Underdogs have their day in African Cup quarterfinals
BATA, Equatorial Guinea (AP) - It's a list of pretty unlikely contenders.
Equatorial Guinea has just one previous appearance at the African Cup of Nations. Republic of Congo hadn't won a game at the championship in over 40 years before last week. Congo missed out completely in three of the last four tournaments. Even Tunisia, the champion in 2004, has been humble about its chances in 2015.
Yet two of them will come through Saturday's quarterfinals to play in the African Cup semifinals - and maybe even the continent's biggest football game if the run goes on.
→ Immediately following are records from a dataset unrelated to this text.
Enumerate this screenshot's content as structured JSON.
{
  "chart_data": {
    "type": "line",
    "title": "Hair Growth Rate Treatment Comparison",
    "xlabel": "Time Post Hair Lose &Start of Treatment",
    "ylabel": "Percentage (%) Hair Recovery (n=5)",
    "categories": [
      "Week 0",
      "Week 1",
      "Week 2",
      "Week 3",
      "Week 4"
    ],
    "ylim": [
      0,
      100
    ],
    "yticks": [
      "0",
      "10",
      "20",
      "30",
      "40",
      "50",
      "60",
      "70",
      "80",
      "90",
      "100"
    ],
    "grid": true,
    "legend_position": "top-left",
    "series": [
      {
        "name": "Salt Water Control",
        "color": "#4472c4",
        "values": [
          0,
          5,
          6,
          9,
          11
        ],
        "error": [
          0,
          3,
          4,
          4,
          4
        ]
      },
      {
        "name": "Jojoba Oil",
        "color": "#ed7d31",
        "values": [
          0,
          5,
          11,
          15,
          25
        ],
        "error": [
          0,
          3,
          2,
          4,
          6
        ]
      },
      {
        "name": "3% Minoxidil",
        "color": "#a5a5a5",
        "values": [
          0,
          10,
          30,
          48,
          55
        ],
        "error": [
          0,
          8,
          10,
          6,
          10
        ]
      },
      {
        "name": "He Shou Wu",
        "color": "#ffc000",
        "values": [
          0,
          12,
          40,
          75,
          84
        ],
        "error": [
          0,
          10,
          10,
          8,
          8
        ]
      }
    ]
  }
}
Helped by a lopsided draw which placed top-ranked African team Algeria, star-studded Ivory Coast and four-time champion Ghana on the other side, it's one of the best chances in years for some of the so-called underdogs to have their day.
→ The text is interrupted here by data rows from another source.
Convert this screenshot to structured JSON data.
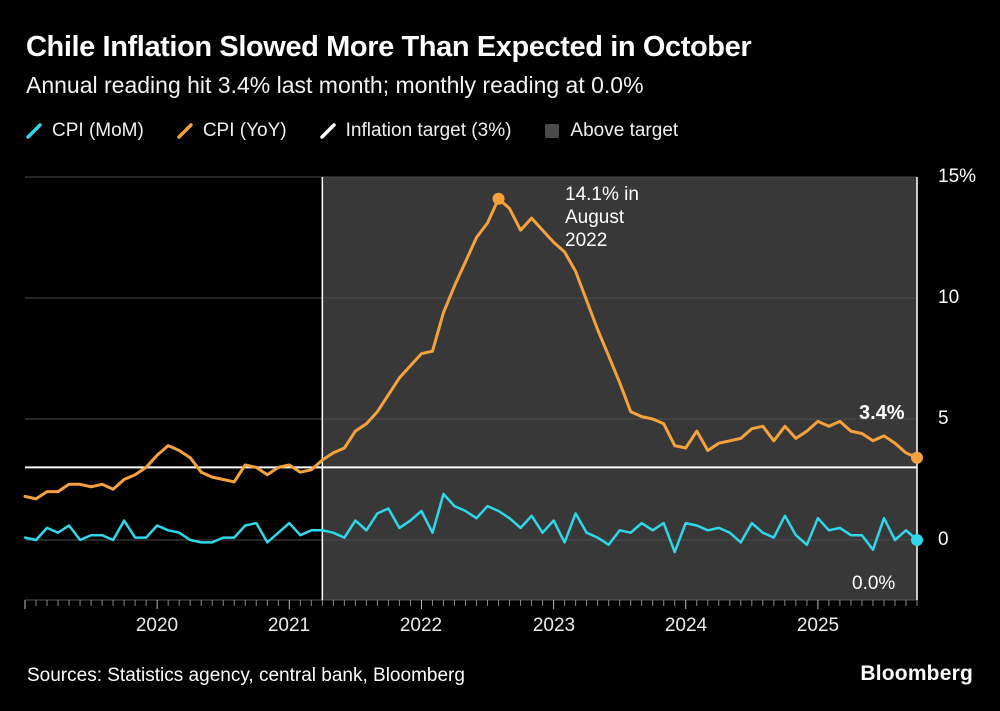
{
  "header": {
    "title": "Chile Inflation Slowed More Than Expected in October",
    "subtitle": "Annual reading hit 3.4% last month; monthly reading at 0.0%"
  },
  "colors": {
    "background": "#000000",
    "cpi_mom": "#2fd8e8",
    "cpi_yoy": "#f5a23c",
    "target": "#ffffff",
    "band": "#383838",
    "band_legend": "#4a4a4a",
    "grid": "#4d4d4d"
  },
  "legend": {
    "items": [
      {
        "label": "CPI (MoM)",
        "type": "line",
        "color": "#2fd8e8"
      },
      {
        "label": "CPI (YoY)",
        "type": "line",
        "color": "#f5a23c"
      },
      {
        "label": "Inflation target (3%)",
        "type": "line",
        "color": "#ffffff"
      },
      {
        "label": "Above target",
        "type": "area",
        "color": "#4a4a4a"
      }
    ]
  },
  "chart_data": {
    "type": "line",
    "title": "Chile Inflation Slowed More Than Expected in October",
    "subtitle": "Annual reading hit 3.4% last month; monthly reading at 0.0%",
    "x_range": {
      "start": "2019-01",
      "end": "2025-10",
      "frequency": "monthly"
    },
    "ylim": [
      -2.5,
      15
    ],
    "grid": true,
    "legend_position": "top",
    "series": [
      {
        "name": "CPI (MoM)",
        "color": "#2fd8e8",
        "values": [
          0.1,
          0.0,
          0.5,
          0.3,
          0.6,
          0.0,
          0.2,
          0.2,
          0.0,
          0.8,
          0.1,
          0.1,
          0.6,
          0.4,
          0.3,
          0.0,
          -0.1,
          -0.1,
          0.1,
          0.1,
          0.6,
          0.7,
          -0.1,
          0.3,
          0.7,
          0.2,
          0.4,
          0.4,
          0.3,
          0.1,
          0.8,
          0.4,
          1.1,
          1.3,
          0.5,
          0.8,
          1.2,
          0.3,
          1.9,
          1.4,
          1.2,
          0.9,
          1.4,
          1.2,
          0.9,
          0.5,
          1.0,
          0.3,
          0.8,
          -0.1,
          1.1,
          0.3,
          0.1,
          -0.2,
          0.4,
          0.3,
          0.7,
          0.4,
          0.7,
          -0.5,
          0.7,
          0.6,
          0.4,
          0.5,
          0.3,
          -0.1,
          0.7,
          0.3,
          0.1,
          1.0,
          0.2,
          -0.2,
          0.9,
          0.4,
          0.5,
          0.2,
          0.2,
          -0.4,
          0.9,
          0.0,
          0.4,
          0.0
        ]
      },
      {
        "name": "CPI (YoY)",
        "color": "#f5a23c",
        "values": [
          1.8,
          1.7,
          2.0,
          2.0,
          2.3,
          2.3,
          2.2,
          2.3,
          2.1,
          2.5,
          2.7,
          3.0,
          3.5,
          3.9,
          3.7,
          3.4,
          2.8,
          2.6,
          2.5,
          2.4,
          3.1,
          3.0,
          2.7,
          3.0,
          3.1,
          2.8,
          2.9,
          3.3,
          3.6,
          3.8,
          4.5,
          4.8,
          5.3,
          6.0,
          6.7,
          7.2,
          7.7,
          7.8,
          9.4,
          10.5,
          11.5,
          12.5,
          13.1,
          14.1,
          13.7,
          12.8,
          13.3,
          12.8,
          12.3,
          11.9,
          11.1,
          9.9,
          8.7,
          7.6,
          6.5,
          5.3,
          5.1,
          5.0,
          4.8,
          3.9,
          3.8,
          4.5,
          3.7,
          4.0,
          4.1,
          4.2,
          4.6,
          4.7,
          4.1,
          4.7,
          4.2,
          4.5,
          4.9,
          4.7,
          4.9,
          4.5,
          4.4,
          4.1,
          4.3,
          4.0,
          3.6,
          3.4
        ]
      }
    ],
    "target_line": {
      "label": "Inflation target (3%)",
      "value": 3
    },
    "above_target_band": {
      "label": "Above target",
      "start_month_index": 27,
      "end_month_index": 81
    },
    "annotation": {
      "lines": [
        "14.1% in",
        "August",
        "2022"
      ],
      "point": {
        "month": "2022-08",
        "month_index": 43,
        "value": 14.1
      }
    },
    "end_labels": {
      "yoy": "3.4%",
      "mom": "0.0%"
    },
    "y_ticks": [
      {
        "value": 0,
        "label": "0"
      },
      {
        "value": 5,
        "label": "5"
      },
      {
        "value": 10,
        "label": "10"
      },
      {
        "value": 15,
        "label": "15%"
      }
    ],
    "x_ticks": [
      {
        "label": "2020",
        "month_index": 12
      },
      {
        "label": "2021",
        "month_index": 24
      },
      {
        "label": "2022",
        "month_index": 36
      },
      {
        "label": "2023",
        "month_index": 48
      },
      {
        "label": "2024",
        "month_index": 60
      },
      {
        "label": "2025",
        "month_index": 72
      }
    ]
  },
  "footer": {
    "sources": "Sources: Statistics agency, central bank, Bloomberg",
    "brand": "Bloomberg"
  }
}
"I know we're not the best. We're not the most beautiful," Tunisia coach Georges Leekens said after reaching the quarterfinals. "But we did qualify. We worked hard for it."
That can be said about all four teams after scrapping their way to the knockout stages.
In the African Cup's first quarterfinals on Saturday, Republic of Congo plays neighbor Congo, and host Equatorial Guinea and Tunisia meet later the same evening at the same stadium.
In front of its rowdy home fans, Equatorial Guinea has the chance to make the semis for the first time, a pretty good result for a team that wasn't even meant to play at the tournament after being disqualified in qualifying for fielding an ineligible player. Ignoring the controversy of Equatorial Guinea's reinstatement after it was chosen as replacement tournament host, the team has been worth the $4 ticket money for the thousands of Equatoguineans who have packed Bata Stadium to watch them play.
Tunisia now has the unenviable task of going up against that surge of home support.
"We know they are very dangerous," coach Leekens said. "They have the public behind them. They are a dangerous team. We have to be at 200 percent. Then we have a chance. Otherwise we have no chance."
Another team seizing their chance is Republic of Congo, coached by Frenchman Claude Le Roy, now a veteran of eight African Cups. The Congolese have won their first games at the tournament since 1974, left Gabon and 2013 finalist Burkina Faso behind in the group stage, and are promising to keep playing their carefree brand of attacking football.
Their quarterfinal opponents are the other Congo, once known as Zaire and once a power at the Cup of Nations, winning titles in 1968 and 1974 before a gradual slide out of African football's elite. A win on Saturday would put the country into the semis for the first time in nearly two decades, and only the second time since the long-forgotten glory of '74.
It would also set up a semifinal against top-ranked Algeria or Ivory Coast's array of stars. And that really would be back in the big time.